Sepehr Nazari
Sepehr Nazari

Reputation: 3875

Proper Unit Testing Philosophy

What would be the proper thing to do for each case?

1: Context: Testing a function that creates a database as well as generating metadata for that database

Question: Normally unit test cases are supposed to be independent, but if we want to make sure the function raises an exception when trying to make a duplicate database, would it be acceptable to have ordered test cases where the first one tests if the function works, and the second one tests if it fails when calling it again?

2: Most of the other functions require a database and metadata. Would it be better to call the previous functions in the set up of each test suite to create the database and metadata, or would it be better to hard code the required information in the database?

Upvotes: 0

Views: 102

Answers (2)

Scott Nimrod
Scott Nimrod

Reputation: 11595

Your automated test should model the following:

  1. Setup
  2. Exercise (SUT)
  3. Verify
  4. Teardown

In addition, each test should be as concise as possible and only expose the details that are being tested. All other infrastructure that is required to execute the test should be abstracted away so that the test method serves as documention that only exposes the inputs that are being tested in regards to what you want to verify for that particular test.

Each test should strive to start from a clean slate so that the test can be repeated with the same results each time regardless of the results of prior tests that have been executed.

I typically execute a test-setup and a test-cleanup method for each integration test or any test that depends on singletons that maintain state for the System-Under-Test and need to have it's state wiped.

Upvotes: 1

dkatzel
dkatzel

Reputation: 31648

Normally unit test cases are supposed to be independent, but if we want to make sure the function raises an exception when trying to make a duplicate database, would it be acceptable to have ordered test cases where the first one tests if the function works, and the second one tests if it fails when calling it again?

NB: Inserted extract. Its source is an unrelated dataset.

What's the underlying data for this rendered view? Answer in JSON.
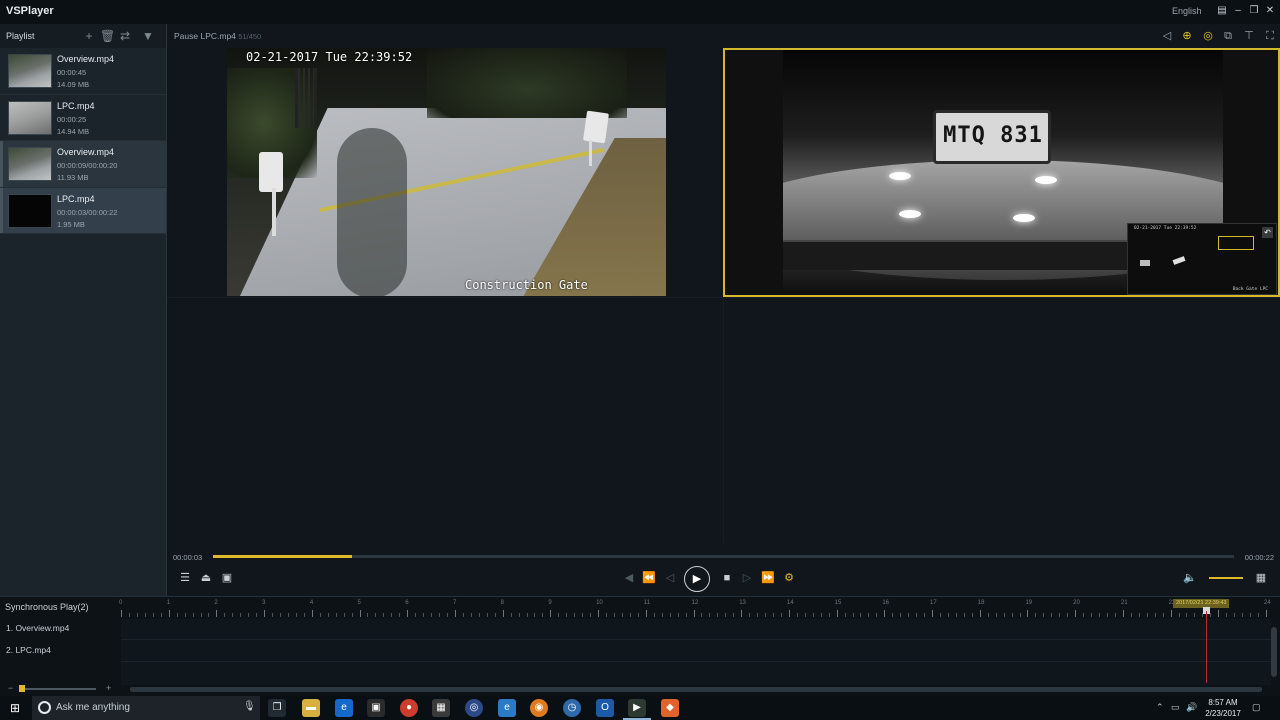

No, ordered tests are bad. There's nothing stopping you from having a test call another method that happens to be a test though:

@Test
public void createDataBase(){
  ...
}

@Test
public void creatingDuplicateDatabaseShouldFail(){
   createDataBase();
   try{
      //call create again should fail
      //could also use ExpectedException Rule here
      createDataBase();
      fail(...);
   }catch(...){ 
    ...
   }
}

Most of the other functions require a database and metadata. Would it be better to call the previous functions in the set up of each test suite to create the database and metadata, or would it be better to hard code the required information in the database?

If you use a database testing framework like DbUnit or something similar, it can reuse the same db setup over and over again in each test.